Première remarque sur notre trajet, les routes espagnoles sont belles, larges et très bien entretenues. On pourrait presque dire que depuis que les frontières sont dématérialisées, il suffirait de regarder l'état des routes pour savoir de quel côté de la frontière nous nous trouvons. S'il y a des nids de poules, nous ne sommes certainement pas en Espagne! C'est flagrant près de Coustouges où la large et belle route espagnole se transforme subitement en une route étroite et cahotante à souhait.
Nous arrivons ainsi à Mollo, un joli petit village catalan accroché au flanc des Pyrénées, tout près de la frontière française.
C'est l'imposante église, construite sur un terre-plein dominant le village, qui nous incite à faire un arrêt.

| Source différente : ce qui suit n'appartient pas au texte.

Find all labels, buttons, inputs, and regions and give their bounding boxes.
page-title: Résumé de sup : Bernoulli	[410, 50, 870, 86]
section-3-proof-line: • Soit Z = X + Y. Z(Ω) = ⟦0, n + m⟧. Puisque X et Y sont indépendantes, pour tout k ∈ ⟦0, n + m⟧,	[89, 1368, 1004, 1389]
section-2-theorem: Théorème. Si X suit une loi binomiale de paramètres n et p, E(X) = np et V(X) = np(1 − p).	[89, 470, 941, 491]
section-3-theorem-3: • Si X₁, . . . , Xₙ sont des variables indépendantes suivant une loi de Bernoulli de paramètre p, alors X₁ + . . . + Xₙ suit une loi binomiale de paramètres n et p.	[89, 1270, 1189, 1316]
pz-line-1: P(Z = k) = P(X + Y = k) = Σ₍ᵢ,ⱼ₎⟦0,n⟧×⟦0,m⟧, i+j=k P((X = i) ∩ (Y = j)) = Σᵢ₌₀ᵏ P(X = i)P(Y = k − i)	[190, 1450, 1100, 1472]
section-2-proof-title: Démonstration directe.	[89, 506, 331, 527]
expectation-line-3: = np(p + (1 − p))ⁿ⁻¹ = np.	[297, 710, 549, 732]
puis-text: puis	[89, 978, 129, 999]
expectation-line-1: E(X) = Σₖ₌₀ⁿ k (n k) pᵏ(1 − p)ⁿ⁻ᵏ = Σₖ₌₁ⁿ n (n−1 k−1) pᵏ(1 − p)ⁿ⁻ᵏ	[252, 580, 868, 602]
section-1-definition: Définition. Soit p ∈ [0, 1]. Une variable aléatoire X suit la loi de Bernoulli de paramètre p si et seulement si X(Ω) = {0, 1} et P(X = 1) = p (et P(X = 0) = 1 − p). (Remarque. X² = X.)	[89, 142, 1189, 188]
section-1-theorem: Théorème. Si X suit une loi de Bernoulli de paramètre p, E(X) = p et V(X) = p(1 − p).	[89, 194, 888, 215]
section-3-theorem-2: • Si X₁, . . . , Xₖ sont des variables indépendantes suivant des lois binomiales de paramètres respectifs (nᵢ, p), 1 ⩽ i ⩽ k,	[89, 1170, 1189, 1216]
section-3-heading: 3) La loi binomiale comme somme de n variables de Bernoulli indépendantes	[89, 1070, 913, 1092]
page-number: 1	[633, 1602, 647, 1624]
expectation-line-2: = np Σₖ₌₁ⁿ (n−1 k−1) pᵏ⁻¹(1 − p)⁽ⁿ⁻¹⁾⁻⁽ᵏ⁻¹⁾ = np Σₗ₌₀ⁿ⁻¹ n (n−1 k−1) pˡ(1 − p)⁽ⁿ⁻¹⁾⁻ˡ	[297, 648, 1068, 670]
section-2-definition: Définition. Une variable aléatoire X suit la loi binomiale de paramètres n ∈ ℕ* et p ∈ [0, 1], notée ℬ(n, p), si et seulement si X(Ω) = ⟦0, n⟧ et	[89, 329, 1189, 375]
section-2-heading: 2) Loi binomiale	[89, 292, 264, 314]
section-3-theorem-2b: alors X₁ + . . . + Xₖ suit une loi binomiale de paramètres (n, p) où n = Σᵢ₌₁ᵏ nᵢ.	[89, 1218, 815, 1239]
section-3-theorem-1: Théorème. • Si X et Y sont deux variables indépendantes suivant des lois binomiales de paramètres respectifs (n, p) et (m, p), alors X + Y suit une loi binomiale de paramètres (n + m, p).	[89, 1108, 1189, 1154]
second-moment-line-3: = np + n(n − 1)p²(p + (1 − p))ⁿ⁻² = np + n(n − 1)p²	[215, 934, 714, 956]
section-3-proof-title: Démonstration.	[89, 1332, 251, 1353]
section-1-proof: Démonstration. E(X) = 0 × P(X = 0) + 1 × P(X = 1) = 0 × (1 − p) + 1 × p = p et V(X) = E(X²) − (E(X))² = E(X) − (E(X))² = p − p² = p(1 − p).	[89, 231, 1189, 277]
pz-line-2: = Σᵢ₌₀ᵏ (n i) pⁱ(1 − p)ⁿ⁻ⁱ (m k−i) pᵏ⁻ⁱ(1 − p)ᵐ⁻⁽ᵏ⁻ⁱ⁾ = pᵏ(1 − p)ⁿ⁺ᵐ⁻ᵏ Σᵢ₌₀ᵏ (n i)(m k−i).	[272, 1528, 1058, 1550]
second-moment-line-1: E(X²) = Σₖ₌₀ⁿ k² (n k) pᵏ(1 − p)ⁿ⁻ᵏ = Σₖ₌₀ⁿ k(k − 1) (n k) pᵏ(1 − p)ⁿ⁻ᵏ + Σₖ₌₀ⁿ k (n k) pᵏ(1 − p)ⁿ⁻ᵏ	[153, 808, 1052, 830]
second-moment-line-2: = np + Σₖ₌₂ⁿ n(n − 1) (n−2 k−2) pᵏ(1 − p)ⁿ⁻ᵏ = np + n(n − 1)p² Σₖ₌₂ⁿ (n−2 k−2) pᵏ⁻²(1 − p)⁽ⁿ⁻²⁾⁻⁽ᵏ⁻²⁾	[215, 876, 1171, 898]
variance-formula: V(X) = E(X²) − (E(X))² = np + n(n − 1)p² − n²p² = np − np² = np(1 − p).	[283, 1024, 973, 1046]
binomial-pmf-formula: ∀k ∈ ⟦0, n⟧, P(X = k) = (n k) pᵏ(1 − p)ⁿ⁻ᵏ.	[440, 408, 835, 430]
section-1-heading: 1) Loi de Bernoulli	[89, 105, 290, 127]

Une longue nef, une abside ronde flanquée de deux chapelles, cette église est solidement ancrée dans ce paysage de montagne au climat rude en hiver.
Dédiée à Sainte Cécile, elle date du XIIe siècle. Son clocher carré, à quatre étages est de style roman lombard, fréquent en Catalogne. Elle a fière allure dans ce paysage montagnard.

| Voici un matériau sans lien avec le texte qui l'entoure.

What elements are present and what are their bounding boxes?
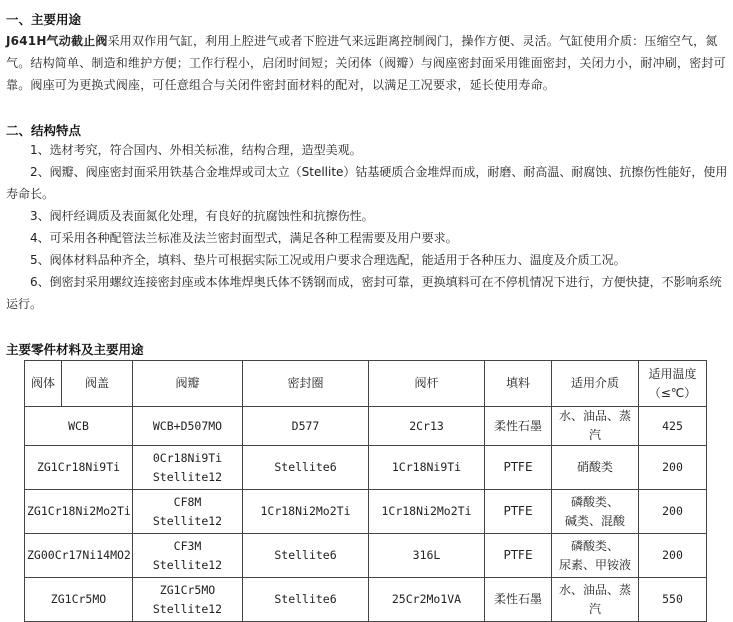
disc-line: Stellite12 — [152, 557, 223, 572]
seal-cell: D577 — [243, 407, 369, 446]
temp-cell: 200 — [639, 446, 707, 490]
disc-line: Stellite12 — [152, 601, 223, 616]
header-line: 适用温度 — [648, 366, 697, 381]
disc-line: Stellite12 — [152, 469, 223, 484]
disc-line: Stellite12 — [152, 513, 223, 528]
packing-cell: 柔性石墨 — [485, 407, 552, 446]
product-name: J641H气动截止阀 — [6, 34, 108, 48]
body-bonnet-cell: WCB — [25, 407, 133, 446]
stem-cell: 1Cr18Ni2Mo2Ti — [369, 490, 485, 534]
packing-cell: PTFE — [485, 446, 552, 490]
header-cell: 密封圈 — [243, 361, 369, 407]
disc-line: 0Cr18Ni9Ti — [152, 450, 223, 465]
medium-line: 尿素、甲铵液 — [558, 557, 631, 572]
medium-line: 硝酸类 — [576, 460, 613, 474]
feature-item: 4、可采用各种配管法兰标准及法兰密封面型式，满足各种工程需要及用户要求。 — [30, 231, 458, 245]
disc-cell — [133, 490, 243, 534]
medium-cell — [552, 534, 639, 578]
header-cell: 适用介质 — [552, 361, 639, 407]
stem-cell: 25Cr2Mo1VA — [369, 578, 485, 622]
disc-line: WCB+D507MO — [152, 418, 223, 433]
section-heading-features: 二、结构特点 — [6, 123, 82, 138]
disc-cell — [133, 578, 243, 622]
table-row — [25, 578, 707, 622]
medium-line: 磷酸类、 — [570, 538, 619, 553]
feature-item: 2、阀瓣、阀座密封面采用铁基合金堆焊或司太立（Stellite）钴基硬质合金堆焊而成，耐磨、耐高温、耐腐蚀、抗擦伤性能好，使用寿命长。 — [6, 165, 728, 201]
temp-cell: 200 — [639, 534, 707, 578]
seal-cell: Stellite6 — [243, 578, 369, 622]
usage-text: 采用双作用气缸，利用上腔进气或者下腔进气来远距离控制阀门，操作方便、灵活。气缸使用介质：压缩空气，氮气。结构简单、制造和维护方便；工作行程小，启闭时间短；关闭体（阀瓣）与阀座密封面采用锥面密封，关闭力小，耐冲刷，密封可靠。阀座可为更换式阀座，可任意组合与关闭件密封面材料的配对，以满足工况要求，延长使用寿命。 — [6, 34, 726, 92]
disc-cell — [133, 407, 243, 446]
medium-line: 磷酸类、 — [570, 494, 619, 509]
stem-cell: 1Cr18Ni9Ti — [369, 446, 485, 490]
header-cell: 填料 — [485, 361, 552, 407]
feature-item: 1、选材考究，符合国内、外相关标准，结构合理，造型美观。 — [30, 143, 362, 157]
medium-cell — [552, 578, 639, 622]
table-row — [25, 446, 707, 490]
header-cell — [639, 361, 707, 407]
header-cell: 阀瓣 — [133, 361, 243, 407]
feature-item: 6、倒密封采用螺纹连接密封座或本体堆焊奥氏体不锈钢而成，密封可靠，更换填料可在不停机情况下进行，方便快捷，不影响系统运行。 — [6, 275, 722, 311]
feature-item: 5、阀体材料品种齐全，填料、垫片可根据实际工况或用户要求合理选配，能适用于各种压力、温度及介质工况。 — [30, 253, 626, 267]
usage-paragraph — [6, 30, 728, 96]
seal-cell: Stellite6 — [243, 446, 369, 490]
header-cell: 阀体 — [25, 361, 62, 407]
medium-line: 水、油品、蒸汽 — [558, 582, 631, 616]
header-cell: 阀盖 — [62, 361, 133, 407]
parts-table — [24, 360, 707, 622]
table-row — [25, 407, 707, 446]
body-bonnet-cell: ZG00Cr17Ni14MO2 — [25, 534, 133, 578]
temp-cell: 200 — [639, 490, 707, 534]
feature-item: 3、阀杆经调质及表面氮化处理，有良好的抗腐蚀性和抗擦伤性。 — [30, 209, 374, 223]
table-row — [25, 534, 707, 578]
stem-cell: 2Cr13 — [369, 407, 485, 446]
table-title: 主要零件材料及主要用途 — [6, 342, 144, 357]
packing-cell: PTFE — [485, 490, 552, 534]
body-bonnet-cell: ZG1Cr5MO — [25, 578, 133, 622]
header-line: （≤℃） — [648, 385, 697, 400]
temp-cell: 550 — [639, 578, 707, 622]
disc-line: CF8M — [173, 494, 202, 509]
medium-line: 水、油品、蒸汽 — [558, 409, 631, 442]
body-bonnet-cell: ZG1Cr18Ni9Ti — [25, 446, 133, 490]
seal-cell: 1Cr18Ni2Mo2Ti — [243, 490, 369, 534]
medium-cell — [552, 446, 639, 490]
disc-line: ZG1Cr5MO — [159, 582, 216, 597]
disc-cell — [133, 534, 243, 578]
disc-line: CF3M — [173, 538, 202, 553]
medium-line: 碱类、混酸 — [564, 513, 625, 528]
medium-cell — [552, 490, 639, 534]
section-heading-usage: 一、主要用途 — [6, 12, 82, 27]
packing-cell: 柔性石墨 — [485, 578, 552, 622]
table-header-row — [25, 361, 707, 407]
temp-cell: 425 — [639, 407, 707, 446]
packing-cell: PTFE — [485, 534, 552, 578]
header-cell: 阀杆 — [369, 361, 485, 407]
disc-cell — [133, 446, 243, 490]
table-row — [25, 490, 707, 534]
medium-cell — [552, 407, 639, 446]
seal-cell: Stellite6 — [243, 534, 369, 578]
stem-cell: 316L — [369, 534, 485, 578]
body-bonnet-cell: ZG1Cr18Ni2Mo2Ti — [25, 490, 133, 534]
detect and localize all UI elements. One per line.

Seul décor extérieur, le portail est surmonté de voûtes en dégradé et de corbeaux représentant les sept péchés capitaux.
En 1428, l'église est totalement détruite par un tremblement de terre. Il reste très peu de choses de cette période si ce n'est la tête de serpent du verrou. Le verrou sera reconstitué dans la tradition de ferronnerie locale.
Reconstruite, les siècles passant, elle deviendra une église paroissiale d'importance dans la région allant même jusqu'à abriter six autels richement décorés.
L'église va être détruite une seconde fois, incendiée par les nationalistes pro-franquistes pendant la guerre civile qui a sévi en Espagne de 1936 à 1939. Les six autels ont été totalement détruits et les murs et la toitures calcinés l'ont rendue inutilisable. Abandonnée pour le culte au profit de la petite chapelle voisine, elle servira de grange pour le bétail jusqu'en 1950 date de sa restauration.
Elle est depuis, classée monument historique et artistique.
La restauration a respecté son état d'origine et le passé sanglant de cette église transpire à travers chacune de ses pierres.
La route se poursuit à flanc de montagne vers le col d'Ares qui culmine à 1535 mètres.
La vue y est dégagée avec, en toile de fond, le massif du Ganigou, juste saupoudré des restes des neiges de printemps.
Au col, juste à la frontière désormais invisible, un espace mémoriel a été aménagé. Il rappelle à notre mémoire les jours tragiques vécus par de nombreux citoyens espagnols.
Pour mémoire, le 26 janvier 1939, l'armée franquiste envahit Barcelone après trois années de guerre entre les forces nationalistes du général Franco et les forces républicaines. Pour échapper aux bombardements et à la répression, de nombreux civils et des soldats tentent de fuir l'Espagne pour se réfugier en France. C'est la Retirada, la retraite.
Le Col d'Ares fût un lieu de passage majeur puisqu'on estime que 100 000 personnes et 15 000 têtes de bétail sont entrés en France par ce chemin en seulement deux semaines.
Les hommes, femmes, enfants , soldats, animaux sont arrivés à Mollo le plus souvent après un long voyage en voiture ou en camion. Arrivés à la frontière, ils se sont heurtés à la fin de la route carrossable (une route ne sera réalisée que vingt-cinq ans plus tard et inaugurée en 1965). Le seul moyen de passer de l'autre côté de la frontière était un sentier de montagne.
Ils n'ont eu d'autre choix que d'abandonner leurs véhicules préférant le faire brûler ou les précipiter dans les ravins plutôt qu'ils ne soient récupérés par l'armée franquiste. Ils ont rassemblé dans des ballots quelques effets personnels, les ont jeté sur l'épaule et se sont engagés dans la neige et le froid .
Ce sentier, appelé depuis le "Cami de la Retirada" serpente a flanc de montagne, parmi les buissons.
Lorsque les espagnols ont découvert le village de Prats de Mollo, ils pensaient probablement qu'une nouvelle et meilleure vie les attendait. Ce ne sera pas le cas.
Les pratéens, surpris par cet exode massif, ont accueilli les espagnols du mieux qu'ils pouvaient. Les écoles, les églises, les garages, les granges et même le fort Lagarde qu'on voit en haut de cette photo, ont été réquisitionnés pour abriter les gens fatigués, certains épuisés par leur périple dans le froid et la neige.
Le 13 février 1939, la frontière a été fermée et gardée par les soldats nationalistes du général Franco. Et puis la seconde guerre mondiale est arrivée, compliquant encore plus la vie des exilés.
Je vous retrouve bientôt pour une visite au ton plus léger.
Merci de votre visite chez moi. Passez une belle journée et prenez soin de vous.